Dr. Landon: As travel became limited, the value of professional networks became more important than ever for those looking for jobs and fellowship positions. It also seemed that more applicants were looking towards regions that were well known to them since traveling to far-reached areas was not possible during the pandemic. 

Dr. Nosrat: Looking for a job has felt like a very organic process. There was an initial fear that COVID would result in less people hiring, but in my brief search so far it seems that surgical volume has picked back up and practices are hiring again. Having been vaccinated, I am optimistic that I will be able to fly and interview in-person with select practices at the top of my list.

Although at times exhausting and demoralizing, for many anesthesia trainees the pandemic has given our work as physicians a renewed sense of importance. And despite social distancing and Zoom lectures, in some ways it has helped to strengthen many bonds within our training programs.
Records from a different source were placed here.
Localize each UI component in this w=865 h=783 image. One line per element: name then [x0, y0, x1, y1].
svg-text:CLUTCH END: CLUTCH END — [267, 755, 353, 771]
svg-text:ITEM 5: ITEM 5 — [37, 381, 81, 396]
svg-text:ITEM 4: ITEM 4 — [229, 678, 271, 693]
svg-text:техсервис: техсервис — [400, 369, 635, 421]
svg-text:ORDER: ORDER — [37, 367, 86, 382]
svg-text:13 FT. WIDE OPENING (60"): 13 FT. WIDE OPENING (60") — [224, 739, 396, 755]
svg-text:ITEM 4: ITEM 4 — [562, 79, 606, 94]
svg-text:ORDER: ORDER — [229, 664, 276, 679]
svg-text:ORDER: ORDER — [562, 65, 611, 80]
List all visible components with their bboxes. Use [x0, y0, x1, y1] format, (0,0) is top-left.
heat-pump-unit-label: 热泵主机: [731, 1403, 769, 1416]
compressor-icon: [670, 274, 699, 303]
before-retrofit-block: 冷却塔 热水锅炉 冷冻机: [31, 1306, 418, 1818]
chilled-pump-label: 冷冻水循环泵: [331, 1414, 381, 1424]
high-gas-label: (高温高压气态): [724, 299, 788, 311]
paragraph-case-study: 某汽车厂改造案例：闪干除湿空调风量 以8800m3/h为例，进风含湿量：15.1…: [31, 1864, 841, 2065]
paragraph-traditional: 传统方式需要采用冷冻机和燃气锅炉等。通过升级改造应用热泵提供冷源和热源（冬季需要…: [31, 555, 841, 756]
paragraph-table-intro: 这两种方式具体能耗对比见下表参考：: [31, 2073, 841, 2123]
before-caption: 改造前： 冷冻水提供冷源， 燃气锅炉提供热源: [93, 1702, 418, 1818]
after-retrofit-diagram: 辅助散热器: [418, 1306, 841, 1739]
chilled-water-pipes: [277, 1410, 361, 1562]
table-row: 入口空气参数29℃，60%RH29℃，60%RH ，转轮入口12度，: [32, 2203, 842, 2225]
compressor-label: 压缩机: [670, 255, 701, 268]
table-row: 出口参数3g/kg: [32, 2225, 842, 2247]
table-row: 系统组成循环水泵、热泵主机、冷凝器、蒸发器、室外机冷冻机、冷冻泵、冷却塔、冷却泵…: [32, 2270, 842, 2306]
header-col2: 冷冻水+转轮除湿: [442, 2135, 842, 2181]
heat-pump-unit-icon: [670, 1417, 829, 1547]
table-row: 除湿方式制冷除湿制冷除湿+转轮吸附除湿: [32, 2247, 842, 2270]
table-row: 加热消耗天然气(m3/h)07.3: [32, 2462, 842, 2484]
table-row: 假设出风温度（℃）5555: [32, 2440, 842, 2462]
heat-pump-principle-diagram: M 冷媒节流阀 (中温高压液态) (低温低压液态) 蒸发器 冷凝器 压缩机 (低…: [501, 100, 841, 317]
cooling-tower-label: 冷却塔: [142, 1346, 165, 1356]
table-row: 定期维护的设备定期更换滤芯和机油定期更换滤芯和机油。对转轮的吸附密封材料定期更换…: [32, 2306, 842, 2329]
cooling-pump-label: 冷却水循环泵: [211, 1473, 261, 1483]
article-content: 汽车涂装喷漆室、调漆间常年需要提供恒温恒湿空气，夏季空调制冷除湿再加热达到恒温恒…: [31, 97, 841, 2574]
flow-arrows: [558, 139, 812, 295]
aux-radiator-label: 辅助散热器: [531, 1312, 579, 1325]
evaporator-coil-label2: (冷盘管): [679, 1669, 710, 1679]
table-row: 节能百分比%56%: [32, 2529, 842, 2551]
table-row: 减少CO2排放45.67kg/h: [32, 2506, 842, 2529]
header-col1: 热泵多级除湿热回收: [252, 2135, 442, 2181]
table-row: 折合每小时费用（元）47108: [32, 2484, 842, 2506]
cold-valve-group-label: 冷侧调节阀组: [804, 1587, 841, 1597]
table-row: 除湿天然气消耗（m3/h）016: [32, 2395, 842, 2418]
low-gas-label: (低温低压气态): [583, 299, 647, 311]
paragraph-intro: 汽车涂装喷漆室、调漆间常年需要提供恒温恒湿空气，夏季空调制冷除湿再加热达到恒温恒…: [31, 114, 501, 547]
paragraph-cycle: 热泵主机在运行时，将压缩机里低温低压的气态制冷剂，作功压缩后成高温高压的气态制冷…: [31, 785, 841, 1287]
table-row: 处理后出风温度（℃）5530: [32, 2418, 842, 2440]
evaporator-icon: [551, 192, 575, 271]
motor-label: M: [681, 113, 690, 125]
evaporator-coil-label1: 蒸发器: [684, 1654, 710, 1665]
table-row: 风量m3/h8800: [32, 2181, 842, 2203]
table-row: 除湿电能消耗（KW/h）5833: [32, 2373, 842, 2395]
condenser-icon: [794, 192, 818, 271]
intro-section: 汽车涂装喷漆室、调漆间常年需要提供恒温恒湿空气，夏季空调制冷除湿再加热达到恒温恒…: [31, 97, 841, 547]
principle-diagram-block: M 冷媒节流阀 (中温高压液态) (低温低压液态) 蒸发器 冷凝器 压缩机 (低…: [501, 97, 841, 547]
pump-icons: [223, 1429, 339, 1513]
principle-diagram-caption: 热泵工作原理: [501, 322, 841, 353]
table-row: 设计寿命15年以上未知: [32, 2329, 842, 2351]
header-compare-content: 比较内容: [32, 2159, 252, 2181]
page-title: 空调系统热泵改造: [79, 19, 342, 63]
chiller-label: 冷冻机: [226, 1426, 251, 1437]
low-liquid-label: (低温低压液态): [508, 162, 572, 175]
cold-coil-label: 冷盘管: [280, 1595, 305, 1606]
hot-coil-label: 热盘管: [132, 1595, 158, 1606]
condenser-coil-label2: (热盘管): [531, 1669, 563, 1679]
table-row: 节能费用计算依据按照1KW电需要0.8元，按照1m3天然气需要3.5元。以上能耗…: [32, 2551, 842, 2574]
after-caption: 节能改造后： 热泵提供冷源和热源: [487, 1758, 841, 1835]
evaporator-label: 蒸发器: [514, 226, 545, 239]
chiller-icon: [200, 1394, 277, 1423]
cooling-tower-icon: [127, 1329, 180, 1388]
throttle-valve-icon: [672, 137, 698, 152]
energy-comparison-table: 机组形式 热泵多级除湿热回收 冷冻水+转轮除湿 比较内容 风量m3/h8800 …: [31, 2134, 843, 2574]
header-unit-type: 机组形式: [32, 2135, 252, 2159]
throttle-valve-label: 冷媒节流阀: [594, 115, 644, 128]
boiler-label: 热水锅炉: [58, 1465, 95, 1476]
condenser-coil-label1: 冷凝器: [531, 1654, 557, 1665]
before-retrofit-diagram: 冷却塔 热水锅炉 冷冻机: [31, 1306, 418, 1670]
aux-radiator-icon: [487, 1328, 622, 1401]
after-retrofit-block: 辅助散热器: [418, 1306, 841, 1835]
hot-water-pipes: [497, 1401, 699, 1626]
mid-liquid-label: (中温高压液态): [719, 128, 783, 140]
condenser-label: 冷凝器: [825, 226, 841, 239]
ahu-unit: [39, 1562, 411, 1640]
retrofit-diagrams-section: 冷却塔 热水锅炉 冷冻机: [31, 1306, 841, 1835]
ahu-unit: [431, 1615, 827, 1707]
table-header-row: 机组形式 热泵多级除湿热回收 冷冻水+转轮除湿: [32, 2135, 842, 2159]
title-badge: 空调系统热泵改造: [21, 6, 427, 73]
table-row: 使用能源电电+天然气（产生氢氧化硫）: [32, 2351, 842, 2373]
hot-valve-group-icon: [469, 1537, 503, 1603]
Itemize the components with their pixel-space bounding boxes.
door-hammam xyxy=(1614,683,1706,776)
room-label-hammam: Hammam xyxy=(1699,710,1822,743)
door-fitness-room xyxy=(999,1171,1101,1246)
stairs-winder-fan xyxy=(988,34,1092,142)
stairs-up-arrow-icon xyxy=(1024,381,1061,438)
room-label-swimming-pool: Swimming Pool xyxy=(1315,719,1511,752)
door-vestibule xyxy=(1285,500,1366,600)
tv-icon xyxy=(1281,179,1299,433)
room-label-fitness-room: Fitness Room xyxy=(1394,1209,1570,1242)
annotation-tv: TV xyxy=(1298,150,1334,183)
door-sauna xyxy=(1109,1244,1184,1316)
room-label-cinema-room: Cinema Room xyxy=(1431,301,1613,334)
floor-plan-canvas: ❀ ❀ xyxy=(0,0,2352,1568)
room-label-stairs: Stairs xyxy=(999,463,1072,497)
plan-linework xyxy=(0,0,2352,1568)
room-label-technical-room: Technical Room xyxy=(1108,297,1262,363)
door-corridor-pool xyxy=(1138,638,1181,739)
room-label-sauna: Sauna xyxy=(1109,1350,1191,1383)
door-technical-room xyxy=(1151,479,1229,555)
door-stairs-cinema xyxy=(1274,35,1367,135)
Dr. Nosrat: COVID has provided some unique challenges to all facets of life. I feel grateful to be working in healthcare and making a tangible difference every day in the lives of my patients. Anesthesiology will continue to be a valuable field that has demonstrated its importance during this pandemic. Creating value through balanced clinical work, leadership, and organizational work will ensure that you always have a seat at the table.

Dr. Salazar: There is no doubt that the pandemic was challenging, but we rose to the occasion and we are very proud of the work we did to serve our community. A big shout out to our anesthesia department leadership including our department chair Dr. Jeanette Derdemezi and program director Dr. Clinton Kakazu for their heroic efforts throughout the pandemic.